The 900 block of Fayetteville St., by the 1940s, began the southern transition to the more residential portion of the Hayti neighborhood. 

907 Fayetteville was the longtime home of Ms. Bessie Whitted.


907 Fayetteville, 1962.
(Courtesy Durham County Library / North Carolina Collection)

These structures were demolished by the late 1960s. I believe this area became part of the 1970s 'Tin City' - where the Relocation Authority placed businesses displaced by urban renewal. Most of Tin City was demolished by the 1980s, and this area was redeveloped as housing.


Site of 901-907 Fayetteville, 10.05.08

(The kids playing football in front of this house, interested in why I was taking pictures, were fascinated to learn about all of the buildings and businesses that once lined this street - for about 20 seconds, until football became far more interesting again. But they had no idea that they were living on the street where these businesses once were.)

Find this spot on a Google Map.

35.984700 -78.897900

Comments

That last part is what hurts the most: The kids had no idea what had been.

The Third Grade NC Social Studies Curriculum is supposed to be all about communities.
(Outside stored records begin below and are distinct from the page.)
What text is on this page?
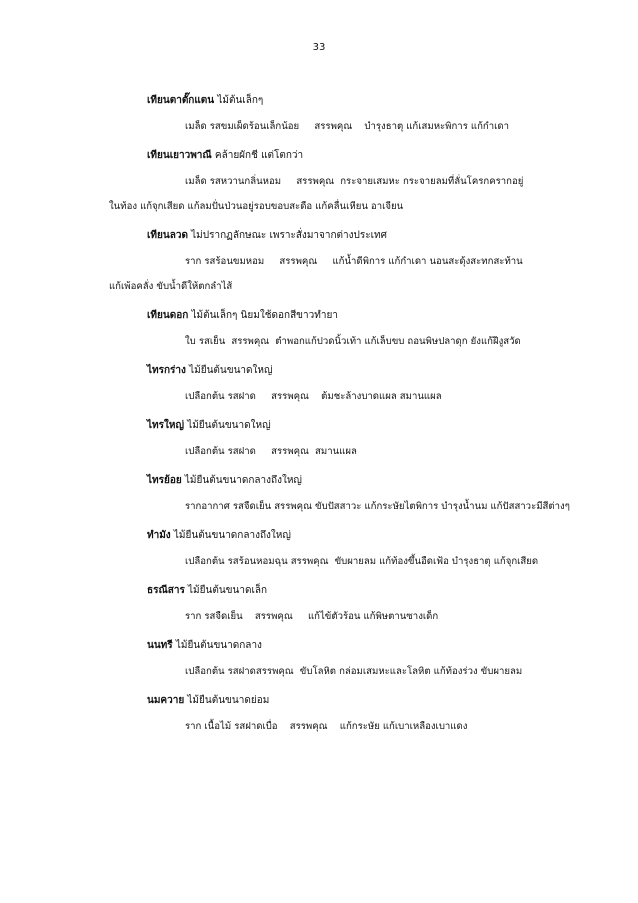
33
เทียนตาตั๊กแตน ไม้ต้นเล็กๆ
เมล็ด รสขมเผ็ดร้อนเล็กน้อย     สรรพคุณ    บำรุงธาตุ แก้เสมหะพิการ แก้กำเดา
เทียนเยาวพาณี คล้ายผักชี แต่โตกว่า
เมล็ด รสหวานกลิ่นหอม     สรรพคุณ  กระจายเสมหะ กระจายลมที่ลั่นโครกครากอยู่
ในท้อง แก้จุกเสียด แก้ลมปั่นป่วนอยู่รอบขอบสะดือ แก้คลื่นเหียน อาเจียน
เทียนลวด ไม่ปรากฏลักษณะ เพราะสั่งมาจากต่างประเทศ
ราก รสร้อนขมหอม     สรรพคุณ     แก้น้ำดีพิการ แก้กำเดา นอนสะดุ้งสะทกสะท้าน
แก้เพ้อคลั่ง ขับน้ำดีให้ตกลำไส้
เทียนดอก ไม้ต้นเล็กๆ นิยมใช้ดอกสีขาวทำยา
ใบ รสเย็น  สรรพคุณ  ตำพอกแก้ปวดนิ้วเท้า แก้เล็บขบ ถอนพิษปลาดุก ยังแก้ฝีงูสวัด
ไทรกร่าง ไม้ยืนต้นขนาดใหญ่
เปลือกต้น รสฝาด     สรรพคุณ    ต้มชะล้างบาดแผล สมานแผล
ไทรใหญ่ ไม้ยืนต้นขนาดใหญ่
เปลือกต้น รสฝาด     สรรพคุณ  สมานแผล
ไทรย้อย ไม้ยืนต้นขนาดกลางถึงใหญ่
รากอากาศ รสจืดเย็น สรรพคุณ ขับปัสสาวะ แก้กระษัยไตพิการ บำรุงน้ำนม แก้ปัสสาวะมีสีต่างๆ
ทำมัง ไม้ยืนต้นขนาดกลางถึงใหญ่
เปลือกต้น รสร้อนหอมฉุน สรรพคุณ  ขับผายลม แก้ท้องขึ้นอืดเฟ้อ บำรุงธาตุ แก้จุกเสียด
ธรณีสาร ไม้ยืนต้นขนาดเล็ก
ราก รสจืดเย็น    สรรพคุณ     แก้ไข้ตัวร้อน แก้พิษตานซางเด็ก
นนทรี ไม้ยืนต้นขนาดกลาง
เปลือกต้น รสฝาดสรรพคุณ  ขับโลหิต กล่อมเสมหะและโลหิต แก้ท้องร่วง ขับผายลม
นมควาย ไม้ยืนต้นขนาดย่อม
ราก เนื้อไม้ รสฝาดเบื่อ    สรรพคุณ    แก้กระษัย แก้เบาเหลืองเบาแดง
Why can't we teach students about the community in which they live? Why can't we make it real for them -- letting them look at maps, and photos? Teaching them about a walkable community that was? About the social and commericial institutions and infrastructure that were? Allowing the kids to relate their learning to their homes. This is what Endangered Durham lets us do.

The reason why not? Because it's not in the NC curriculum. it doesn't jibe with the ABC's of education.

Very well said!

It is too bad about what teachers HAVE to teach the kids; community to them (the kids and even the teachers) is an abstract.

But when there's such good local examples, shouldn't they be used? It's just like Jessica said, and what Endangered Durham preaches.